A quick conference with Control sent both teams off to Tegel airport, where the BfV officers and the police and immigration officials were all alerted to look out for a tall, elegantly dressed black man, and to note his passport details and where he was heading.
Tegel was crowded when Anspach and his team arrived. They had to push past long queues of passengers at the departure desks in the hexagonal International Terminal A to reach the office where the airport team had their base. There was no news of their target. He had not been observed going through security or passport checks at Departure and no sightings of the Mercedes had been reported by police outside the terminal.

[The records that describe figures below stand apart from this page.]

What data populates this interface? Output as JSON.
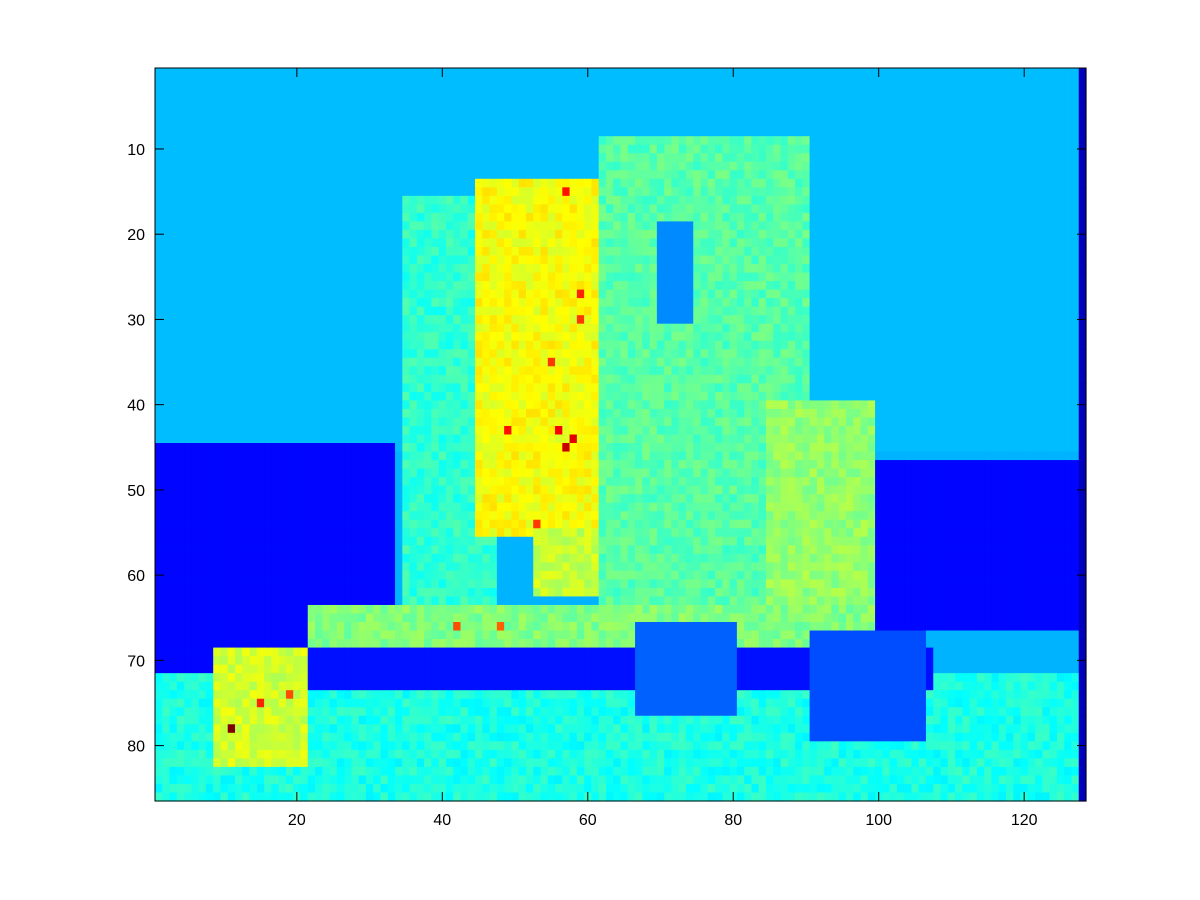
{
  "chart_data": {
    "type": "heatmap",
    "title": "",
    "xlabel": "",
    "ylabel": "",
    "colormap": "jet",
    "columns": 128,
    "rows": 86,
    "xlim": [
      0.5,
      128.5
    ],
    "ylim": [
      0.5,
      86.5
    ],
    "y_direction": "reverse",
    "color_range": [
      0,
      1
    ],
    "x_ticks": [
      20,
      40,
      60,
      80,
      100,
      120
    ],
    "x_tick_labels": [
      "20",
      "40",
      "60",
      "80",
      "100",
      "120"
    ],
    "y_ticks": [
      10,
      20,
      30,
      40,
      50,
      60,
      70,
      80
    ],
    "y_tick_labels": [
      "10",
      "20",
      "30",
      "40",
      "50",
      "60",
      "70",
      "80"
    ],
    "grid": false,
    "regions": [
      {
        "name": "sky",
        "value": 0.31,
        "x": [
          1,
          128
        ],
        "y": [
          1,
          45
        ]
      },
      {
        "name": "left hills",
        "value": 0.13,
        "x": [
          1,
          33
        ],
        "y": [
          45,
          72
        ]
      },
      {
        "name": "right hills",
        "value": 0.13,
        "x": [
          98,
          128
        ],
        "y": [
          47,
          66
        ]
      },
      {
        "name": "ground",
        "value": 0.4,
        "x": [
          1,
          128
        ],
        "y": [
          72,
          86
        ]
      },
      {
        "name": "right edge column",
        "value": 0.06,
        "x": [
          128,
          128
        ],
        "y": [
          1,
          86
        ]
      },
      {
        "name": "left monument block",
        "value": 0.42,
        "x": [
          35,
          47
        ],
        "y": [
          16,
          64
        ]
      },
      {
        "name": "monument face",
        "value": 0.62,
        "x": [
          45,
          66
        ],
        "y": [
          14,
          55
        ]
      },
      {
        "name": "monument lower face",
        "value": 0.57,
        "x": [
          53,
          66
        ],
        "y": [
          55,
          62
        ]
      },
      {
        "name": "monument middle",
        "value": 0.46,
        "x": [
          62,
          90
        ],
        "y": [
          9,
          70
        ]
      },
      {
        "name": "monument right edge",
        "value": 0.52,
        "x": [
          85,
          99
        ],
        "y": [
          40,
          66
        ]
      },
      {
        "name": "shaded slit",
        "value": 0.26,
        "x": [
          70,
          74
        ],
        "y": [
          19,
          30
        ]
      },
      {
        "name": "plinth",
        "value": 0.5,
        "x": [
          22,
          98
        ],
        "y": [
          64,
          69
        ]
      },
      {
        "name": "dark band",
        "value": 0.14,
        "x": [
          19,
          107
        ],
        "y": [
          69,
          73
        ]
      },
      {
        "name": "chair left",
        "value": 0.22,
        "x": [
          67,
          80
        ],
        "y": [
          66,
          76
        ]
      },
      {
        "name": "chair right",
        "value": 0.2,
        "x": [
          91,
          106
        ],
        "y": [
          67,
          79
        ]
      },
      {
        "name": "left figure",
        "value": 0.58,
        "x": [
          9,
          21
        ],
        "y": [
          69,
          82
        ]
      }
    ],
    "hotspots": [
      {
        "x": 57,
        "y": 15,
        "value": 0.86
      },
      {
        "x": 59,
        "y": 27,
        "value": 0.84
      },
      {
        "x": 59,
        "y": 30,
        "value": 0.82
      },
      {
        "x": 55,
        "y": 35,
        "value": 0.82
      },
      {
        "x": 49,
        "y": 43,
        "value": 0.86
      },
      {
        "x": 56,
        "y": 43,
        "value": 0.88
      },
      {
        "x": 58,
        "y": 44,
        "value": 0.9
      },
      {
        "x": 57,
        "y": 45,
        "value": 0.93
      },
      {
        "x": 53,
        "y": 54,
        "value": 0.82
      },
      {
        "x": 42,
        "y": 66,
        "value": 0.8
      },
      {
        "x": 48,
        "y": 66,
        "value": 0.78
      },
      {
        "x": 11,
        "y": 78,
        "value": 1.0
      },
      {
        "x": 15,
        "y": 75,
        "value": 0.84
      },
      {
        "x": 19,
        "y": 74,
        "value": 0.8
      }
    ]
  }
}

But Anspach wasn’t going to give up; he found a ticketing supervisor, and with the man by his side, slowly worked his way along the lines of check-in desks – British Airways, Lufthansa, Delta and all the other airlines running international flights from the airport, showing the desk clerks the clearest picture he had of the dozens taken by Beckerman in the Schweiber Museum. As each desk clerk peered at the tiny image on the mobile phone’s screen they responded with a shake of the head.
As he was working his way along the desks he heard Beckerman’s voice through his earpiece say, ‘They’ve seen the car at Terminal D.’
‘What’s Terminal D?’ he asked the supervisor, who was still with him.
‘It’s Air Berlin – domestic flights.’
He looked at the man, puzzled. ‘Domestic flights?’ Surely their target wasn’t going somewhere else in Germany.